Planwirtschaft?

Schwarzer Freitag für MV« titelte die Ostseezeitung. Die Wadan-Werften in
Wismar und Warnemünde sind pleite. Diese Werften waren einst Flaggschiffe
der DDR-Industrie, dann gerieten sie in den Strudel der weltweiten Verlagerung
des Schiffbaus von Europa nach Fernost, hatten aber immer noch genügend Aufträge. Zugleich wurden sie von einem Eigner zum nächsten gereicht;
vor einem Jahr landeten sie zu siebzig Prozent bei einer russischen Investmentgesellschaft
und zu dreißig Prozent bei einem südkoreanisch geführten
Schiffbau-Konzern. Heuschrecken haben keine Bindung an den Ort, den sie
leerfressen; und aus südkoreanischer Sicht ist es in Zeiten der Krise eher besser,
wenn die restliche europäische Konkurrenz verschwindet. So gehen nun
2400 Werftarbeiter in der ohnehin wirtschaftsschwachen Nordostregion zum
Arbeitsamt. Betroffen sind auch 260 Zulieferbetriebe mit insgesamt etwa
2700 Beschäftigten.
Zugleich haben sich Angela Merkel, der Wirtschafts- und der Finanzminister,
mehrere Ministerpräsidenten der Bundesländer und viele weitere hochrangige
Personen wochenlang damit befaßt, den Autobauer Opel zu retten.

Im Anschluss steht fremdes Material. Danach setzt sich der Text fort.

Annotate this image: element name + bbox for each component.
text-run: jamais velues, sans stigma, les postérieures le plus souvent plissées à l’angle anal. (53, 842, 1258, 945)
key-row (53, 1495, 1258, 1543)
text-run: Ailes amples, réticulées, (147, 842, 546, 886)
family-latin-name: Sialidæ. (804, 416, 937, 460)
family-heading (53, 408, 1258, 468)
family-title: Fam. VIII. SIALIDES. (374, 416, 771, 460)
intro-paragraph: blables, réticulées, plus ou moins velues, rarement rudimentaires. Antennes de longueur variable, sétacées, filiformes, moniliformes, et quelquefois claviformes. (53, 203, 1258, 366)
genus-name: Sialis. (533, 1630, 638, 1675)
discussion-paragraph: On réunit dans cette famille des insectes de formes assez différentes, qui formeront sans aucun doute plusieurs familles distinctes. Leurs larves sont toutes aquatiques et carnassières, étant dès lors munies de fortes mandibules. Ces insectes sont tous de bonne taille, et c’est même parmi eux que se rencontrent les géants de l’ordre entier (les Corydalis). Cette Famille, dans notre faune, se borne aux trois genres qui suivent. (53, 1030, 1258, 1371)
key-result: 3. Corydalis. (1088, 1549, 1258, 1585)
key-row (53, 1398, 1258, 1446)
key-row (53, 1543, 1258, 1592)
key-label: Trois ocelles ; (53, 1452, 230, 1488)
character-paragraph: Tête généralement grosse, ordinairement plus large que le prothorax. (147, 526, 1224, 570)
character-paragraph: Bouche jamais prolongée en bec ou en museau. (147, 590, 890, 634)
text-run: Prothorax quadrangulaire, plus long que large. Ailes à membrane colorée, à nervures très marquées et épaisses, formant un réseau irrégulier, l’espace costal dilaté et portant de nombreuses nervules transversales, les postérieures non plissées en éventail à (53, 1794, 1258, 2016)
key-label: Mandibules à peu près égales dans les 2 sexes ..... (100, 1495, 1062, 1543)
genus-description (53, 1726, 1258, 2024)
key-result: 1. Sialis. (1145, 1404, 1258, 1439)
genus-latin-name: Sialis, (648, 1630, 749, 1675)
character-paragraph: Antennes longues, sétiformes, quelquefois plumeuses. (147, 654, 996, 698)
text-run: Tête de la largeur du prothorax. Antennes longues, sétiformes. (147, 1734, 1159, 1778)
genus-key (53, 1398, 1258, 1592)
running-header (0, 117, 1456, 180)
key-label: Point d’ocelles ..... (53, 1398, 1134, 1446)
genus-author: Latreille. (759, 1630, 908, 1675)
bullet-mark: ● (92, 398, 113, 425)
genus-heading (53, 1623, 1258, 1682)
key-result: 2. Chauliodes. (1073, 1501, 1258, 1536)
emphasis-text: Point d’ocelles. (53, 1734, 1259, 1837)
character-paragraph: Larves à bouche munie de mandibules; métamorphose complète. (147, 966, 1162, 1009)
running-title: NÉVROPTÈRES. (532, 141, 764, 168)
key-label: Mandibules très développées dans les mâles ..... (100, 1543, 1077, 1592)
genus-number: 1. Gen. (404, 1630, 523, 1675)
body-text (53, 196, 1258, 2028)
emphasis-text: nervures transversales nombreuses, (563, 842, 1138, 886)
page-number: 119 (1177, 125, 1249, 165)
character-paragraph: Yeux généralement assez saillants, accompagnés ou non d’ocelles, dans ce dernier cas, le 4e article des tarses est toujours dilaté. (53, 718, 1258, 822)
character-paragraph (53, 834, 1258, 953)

Pfingstsonntag wurden Länderparlamente zusammengetrommelt, um zusätzliche
staatliche Bürgschaften für Opel zu beschließen, der Haushaltsausschuß
des Bundestages drehte Sonderrunden. Das alles für einen Autobauer, zu dem
der frühere Berliner Finanzsenator und jetzige Bundesbank-Vorstand Thilo
Sarrazin in einem seiner Berliner Abschiedsinterviews gesagt hatte, man solle
ihn pleite gehen lassen, weil die verbleibenden deutschen Autofirmen genug
Kapazitäten hätten, das auszugleichen. Aber Opel wurde gerettet, eine »deutsche
Weltmarke«, während sich keine Merkel und kein zu Guttenberg für die
Ostwerften interessiert haben.
Der Kaufhauskonzern Arcandor, zu dem die Kaufhauskette Karstadt und
der Quelle-Versand gehören, mußte seinerseits Insolvenz anmelden. Betroffen
sind deutschlandweit etwa 56 000 Beschäftigte. Die Regierenden meinten, der
Staat solle Banken und Firmen helfen, die durch die Weltwirtschaftskrise bedroht
sind, während die Gründe für die Schieflage des Kaufhaus- und Touristikkonzerns
länger zurücklägen und hausgemacht seien. Wer entscheidet das
eigentlich? Oskar Lafontaine forderte eine staatliche Bürgschaft für die Rettung
der Arbeitsplätze bei Arcandor, schließlich sind die Hauptgläubiger die
BayernLB und die Commerzbank, die beide am Tropf der Bundesregierung
hängen – man hätte sie also zur Kreditvergabe bewegen können, wenn man
gewollt hätte.
Was geschieht hier eigentlich? Nachdem jahrzehntelang staatliche Eingriffe
in die Wirtschaft verteufelt wurden, steigt der Staat zum deus ex machina
auf. In hektischen Tag- und Nachtsitzungen entscheidet ein junger,
smarter Wirtschaftsminister über das Schicksal tausender Arbeitsplätze. Es ist
in keinem Falle sicher, daß es genügend fundierte Analysen gibt, weshalb den
einen gegeben wird und den anderen nicht. Die Rating-Agenturen jedenfalls
wissen nichts; sie haben ja wesentlich zur Herbeiführung der Verhältnisse bei-
getragen, die zur Weltwirtschaftskrise geführt haben. Dennoch schaffen all
diese Entscheidungen veränderte Verhältnisse.
So scheint sich zu bestätigen: Ein Staatsmonopol ist »lediglich ein Mittel
zur Erhöhung und Sicherung der Einkünfte für Millionäre aus diesem oder jenem
Industriezweig, die dem Bankrott nahe sind«. Zugleich »führt der Kapitalismus
bis dicht an die allseitige Vergesellschaftung der Produktion heran, er
zieht die Kapitalisten gewissermaßen ohne ihr Wissen und gegen ihren Willen
in eine Art neue Gesellschaftsordnung hinein, die den Übergang von der völlig
freien Konkurrenz zur vollständigen Vergesellschaftung bildet.« Von wem
das stammt? Von Lenin, aus dem Jahre 1916. Vielleicht kommen wir da
tatsächlich gerade hin. Wir haben es nur noch nicht gemerkt.